Jeevan ThankappanKhalid Aljamad, VP for KSA at Nozomi Networks, sheds light on the pressing challenges and trends in critical infrastructure security.
What trends and challenges do you observe in the critical infrastructure security sector?
I think one of the biggest challenges is asset management. Even when starting with a cybersecurity strategy, the convergence of technologies across IT, OT, and IoT introduces significant complexity. You end up with a mix of new and old devices—so how do they coexist? How do you manage them?
More importantly, how do you take ownership of these assets when they fall between different departments? This is the most recurring theme and challenge we hear from our customers and partners.
How do you approach protecting OT systems, considering they lack the mature protocols and frameworks that IT systems have?
I think that’s a very good question. To address it, you need to collaborate with traditional automation or OT manufacturers like Emerson, Schneider, GE, Honeywell, and others to understand the primary functions of those systems. When discussing IT, the focus is on information. However, when discussing OT, the focus shifts to operation and the continuity of that process.
From a security perspective, information is not as much of a priority in an OT environment as maintaining operational continuity. Therefore, when we attempt to implement cybersecurity in such environments, it’s critical to identify and understand the potential risk factors. We must also analyze the operational variables produced by these systems and figure out how to bridge the gap between traditional technologies and modern cybersecurity tools, which are heavily influenced by IT practices.
What we’re seeing today is a growing trend among customers and partners toward creating converged IT/OT Security Operations Centers (SOCs). These centers often bring together subject matter experts who either come from an automation background and gain deep cybersecurity knowledge or vice versa—cybersecurity professionals trained to understand OT systems. This cross-disciplinary expertise is essential for effectively managing and securing these environments.
Are you observing any targeted attacks on critical infrastructure, or is it primarily ransomware and similar threats?
I don’t think ransomware is as much of a challenge in OT environments as it is in IT environments. After all, you’re not likely to steal critical information like a turbine’s RPM, right? The information itself doesn’t carry the same level of sensitivity.
However, given the geopolitical climate over the past 12 to 13 years, we’ve all heard about major cyberattacks on critical infrastructure. These include attacks on Ukraine’s electrical grid, incidents in the U.S. that compromised gas and water supply lines, and attacks targeting refineries and oil companies in Saudi Arabia.
These issues, along with many others, represent a growing and significant challenge in the realm of OT security.
We’re in the age of AI, and it’s a topic everyone is discussing. Do you see AI playing a significant role in the critical infrastructure security?
One of our co-founders has a PhD in AI, and AI and machine learning are core pillars of how our solution is built. I think this is critical—not just because Nozomi is doing it, but because everyone is trying to leverage AI in one form or another.
Why is that? When you’re dealing with a power plant, refinery, or smart meter, the volume of information that needs to be processed to identify patterns of an attack is far beyond the comprehension of a human engineer or operator. AI tools are essential for analyzing data and detecting patterns, as they enable us to identify deviations from normal processes and operations.
Coincidentally, this approach is also how we can protect against zero-day attacks—attacks that, by definition, have never been seen before. AI allows us to detect such attacks by analyzing the behavior of the environment and identifying unusual patterns in the system’s output. This capability is vital for staying ahead of emerging threats and maintaining robust security.
Do you see the skill shortage in this field as one of the biggest challenges? If so, what is Nozomi doing to help build and develop those skills?
There’s a significant shortage, and it’s a challenge across the board. Even in IT, I think the gap is smaller than it used to be—it’s still a growing pain, but within OT, the gap is much larger. This is partly due to the nature of the field. When training someone to be a cybersecurity expert today, the focus is usually based on IT.

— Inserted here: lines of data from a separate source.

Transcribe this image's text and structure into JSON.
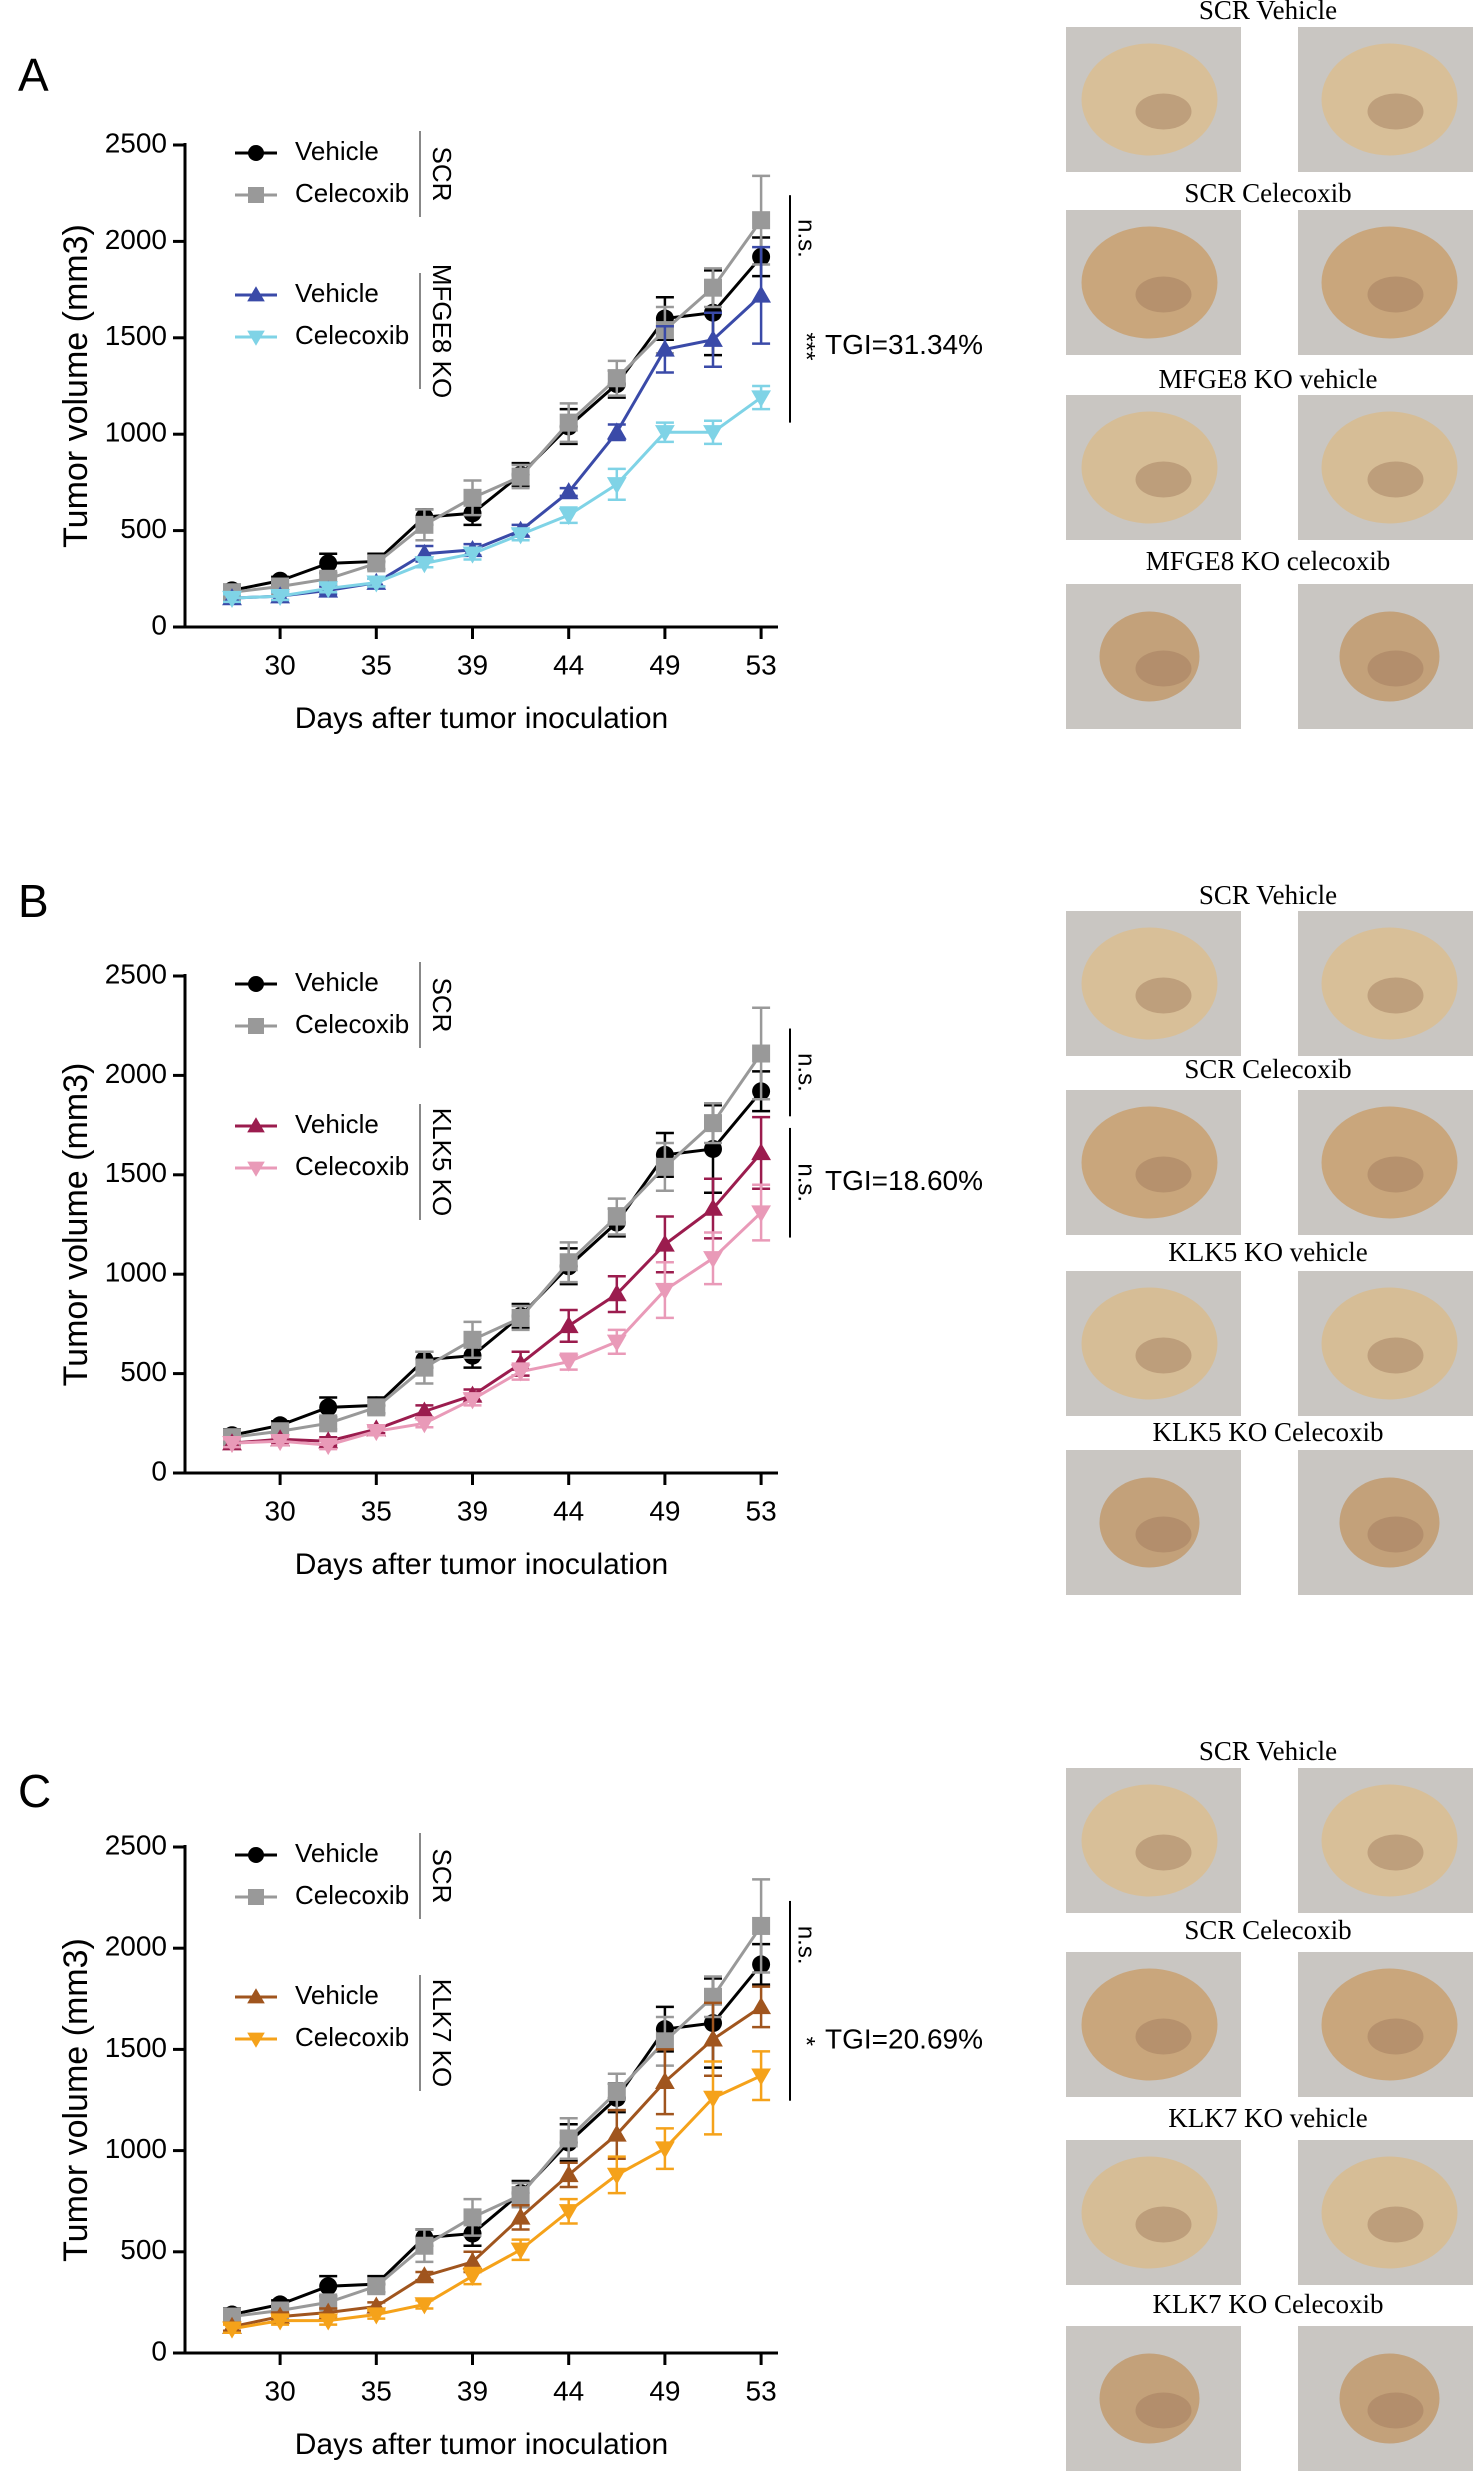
{
  "chart_data": [
    {
      "type": "line",
      "panel": "A",
      "ylabel": "Tumor volume (mm3)",
      "xlabel": "Days after tumor inoculation",
      "categories": [
        null,
        "30",
        null,
        "35",
        null,
        "39",
        null,
        "44",
        null,
        "49",
        null,
        "53"
      ],
      "ylim": [
        0,
        2500
      ],
      "yticks": [
        0,
        500,
        1000,
        1500,
        2000,
        2500
      ],
      "group_labels": [
        "SCR",
        "MFGE8 KO"
      ],
      "significance": [
        "n.s.",
        "***"
      ],
      "tgi": "TGI=31.34%",
      "tgi_color": "#4a90c8",
      "series": [
        {
          "name": "Vehicle",
          "color": "#000000",
          "marker": "circle",
          "values": [
            190,
            240,
            330,
            340,
            570,
            590,
            790,
            1040,
            1260,
            1600,
            1630,
            1920
          ],
          "errors": [
            30,
            20,
            50,
            40,
            40,
            60,
            60,
            90,
            70,
            110,
            220,
            100
          ]
        },
        {
          "name": "Celecoxib",
          "color": "#999999",
          "marker": "square",
          "values": [
            180,
            210,
            250,
            330,
            530,
            670,
            780,
            1060,
            1290,
            1540,
            1760,
            2110
          ],
          "errors": [
            20,
            20,
            30,
            30,
            80,
            90,
            60,
            100,
            90,
            120,
            100,
            230
          ]
        },
        {
          "name": "Vehicle",
          "color": "#3a4aa8",
          "marker": "triangle-up",
          "values": [
            150,
            160,
            190,
            230,
            380,
            400,
            500,
            700,
            1010,
            1440,
            1490,
            1720
          ],
          "errors": [
            20,
            20,
            20,
            20,
            40,
            30,
            30,
            20,
            40,
            120,
            140,
            250
          ]
        },
        {
          "name": "Celecoxib",
          "color": "#7fd3e6",
          "marker": "triangle-down",
          "values": [
            150,
            160,
            200,
            230,
            330,
            380,
            480,
            580,
            740,
            1010,
            1010,
            1190
          ],
          "errors": [
            20,
            20,
            20,
            20,
            20,
            30,
            30,
            40,
            80,
            50,
            60,
            60
          ]
        }
      ]
    },
    {
      "type": "line",
      "panel": "B",
      "ylabel": "Tumor volume (mm3)",
      "xlabel": "Days after tumor inoculation",
      "categories": [
        null,
        "30",
        null,
        "35",
        null,
        "39",
        null,
        "44",
        null,
        "49",
        null,
        "53"
      ],
      "ylim": [
        0,
        2500
      ],
      "yticks": [
        0,
        500,
        1000,
        1500,
        2000,
        2500
      ],
      "group_labels": [
        "SCR",
        "KLK5 KO"
      ],
      "significance": [
        "n.s.",
        "n.s."
      ],
      "tgi": "TGI=18.60%",
      "tgi_color": "#c8507a",
      "series": [
        {
          "name": "Vehicle",
          "color": "#000000",
          "marker": "circle",
          "values": [
            190,
            240,
            330,
            340,
            570,
            590,
            790,
            1040,
            1260,
            1600,
            1630,
            1920
          ],
          "errors": [
            30,
            20,
            50,
            40,
            40,
            60,
            60,
            90,
            70,
            110,
            220,
            100
          ]
        },
        {
          "name": "Celecoxib",
          "color": "#999999",
          "marker": "square",
          "values": [
            180,
            210,
            250,
            330,
            530,
            670,
            780,
            1060,
            1290,
            1540,
            1760,
            2110
          ],
          "errors": [
            20,
            20,
            30,
            30,
            80,
            90,
            60,
            100,
            90,
            120,
            100,
            230
          ]
        },
        {
          "name": "Vehicle",
          "color": "#9b1c4e",
          "marker": "triangle-up",
          "values": [
            150,
            170,
            160,
            220,
            310,
            390,
            550,
            740,
            900,
            1150,
            1330,
            1610
          ],
          "errors": [
            20,
            20,
            20,
            20,
            30,
            30,
            60,
            80,
            90,
            140,
            150,
            180
          ]
        },
        {
          "name": "Celecoxib",
          "color": "#e99ab8",
          "marker": "triangle-down",
          "values": [
            150,
            160,
            140,
            210,
            250,
            370,
            510,
            560,
            660,
            920,
            1080,
            1310
          ],
          "errors": [
            20,
            20,
            20,
            20,
            20,
            30,
            40,
            40,
            60,
            140,
            130,
            140
          ]
        }
      ]
    },
    {
      "type": "line",
      "panel": "C",
      "ylabel": "Tumor volume (mm3)",
      "xlabel": "Days after tumor inoculation",
      "categories": [
        null,
        "30",
        null,
        "35",
        null,
        "39",
        null,
        "44",
        null,
        "49",
        null,
        "53"
      ],
      "ylim": [
        0,
        2500
      ],
      "yticks": [
        0,
        500,
        1000,
        1500,
        2000,
        2500
      ],
      "group_labels": [
        "SCR",
        "KLK7 KO"
      ],
      "significance": [
        "n.s.",
        "*"
      ],
      "tgi": "TGI=20.69%",
      "tgi_color": "#d42020",
      "series": [
        {
          "name": "Vehicle",
          "color": "#000000",
          "marker": "circle",
          "values": [
            190,
            240,
            330,
            340,
            570,
            590,
            790,
            1040,
            1260,
            1600,
            1630,
            1920
          ],
          "errors": [
            30,
            20,
            50,
            40,
            40,
            60,
            60,
            90,
            70,
            110,
            220,
            100
          ]
        },
        {
          "name": "Celecoxib",
          "color": "#999999",
          "marker": "square",
          "values": [
            180,
            210,
            250,
            330,
            530,
            670,
            780,
            1060,
            1290,
            1540,
            1760,
            2110
          ],
          "errors": [
            20,
            20,
            30,
            30,
            80,
            90,
            60,
            100,
            90,
            120,
            100,
            230
          ]
        },
        {
          "name": "Vehicle",
          "color": "#a0551e",
          "marker": "triangle-up",
          "values": [
            130,
            180,
            200,
            230,
            380,
            450,
            670,
            880,
            1080,
            1340,
            1550,
            1710
          ],
          "errors": [
            20,
            20,
            20,
            20,
            20,
            50,
            60,
            60,
            120,
            160,
            180,
            100
          ]
        },
        {
          "name": "Celecoxib",
          "color": "#f5a21a",
          "marker": "triangle-down",
          "values": [
            120,
            160,
            160,
            190,
            240,
            380,
            510,
            700,
            880,
            1010,
            1260,
            1370
          ],
          "errors": [
            20,
            20,
            20,
            20,
            20,
            40,
            50,
            60,
            90,
            100,
            180,
            120
          ]
        }
      ]
    }
  ],
  "photo_captions": [
    [
      "SCR Vehicle",
      "SCR Celecoxib",
      "MFGE8 KO vehicle",
      "MFGE8 KO celecoxib"
    ],
    [
      "SCR Vehicle",
      "SCR Celecoxib",
      "KLK5 KO vehicle",
      "KLK5 KO Celecoxib"
    ],
    [
      "SCR Vehicle",
      "SCR Celecoxib",
      "KLK7 KO vehicle",
      "KLK7 KO Celecoxib"
    ]
  ]
}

I believe organizations, vendors, and regulatory authorities should play a larger role in advancing OT cybersecurity specifically, rather than just IT cybersecurity, and in building up the talent pool.

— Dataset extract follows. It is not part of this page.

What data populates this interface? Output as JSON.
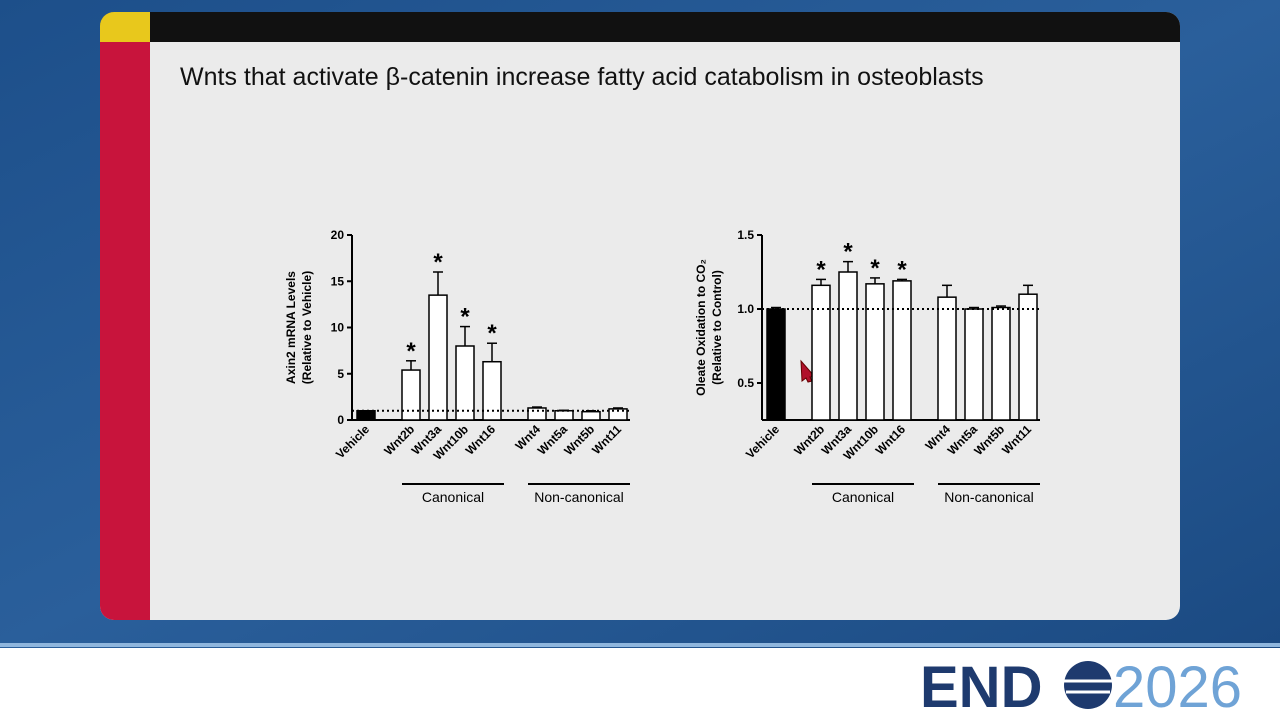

In a nutshell, yes, there is a huge shortage. However, I do believe that Nozomi and our industry peers can play a major role in bridging this gap. There are already initiatives underway to build training labs and collaborate with educational institutions, whether universities or larger organizations, to develop expertise and capabilities. These initiatives aim to train both fresh graduates and professionals transitioning to OT cybersecurity, ensuring they have a solid foundational knowledge to build upon.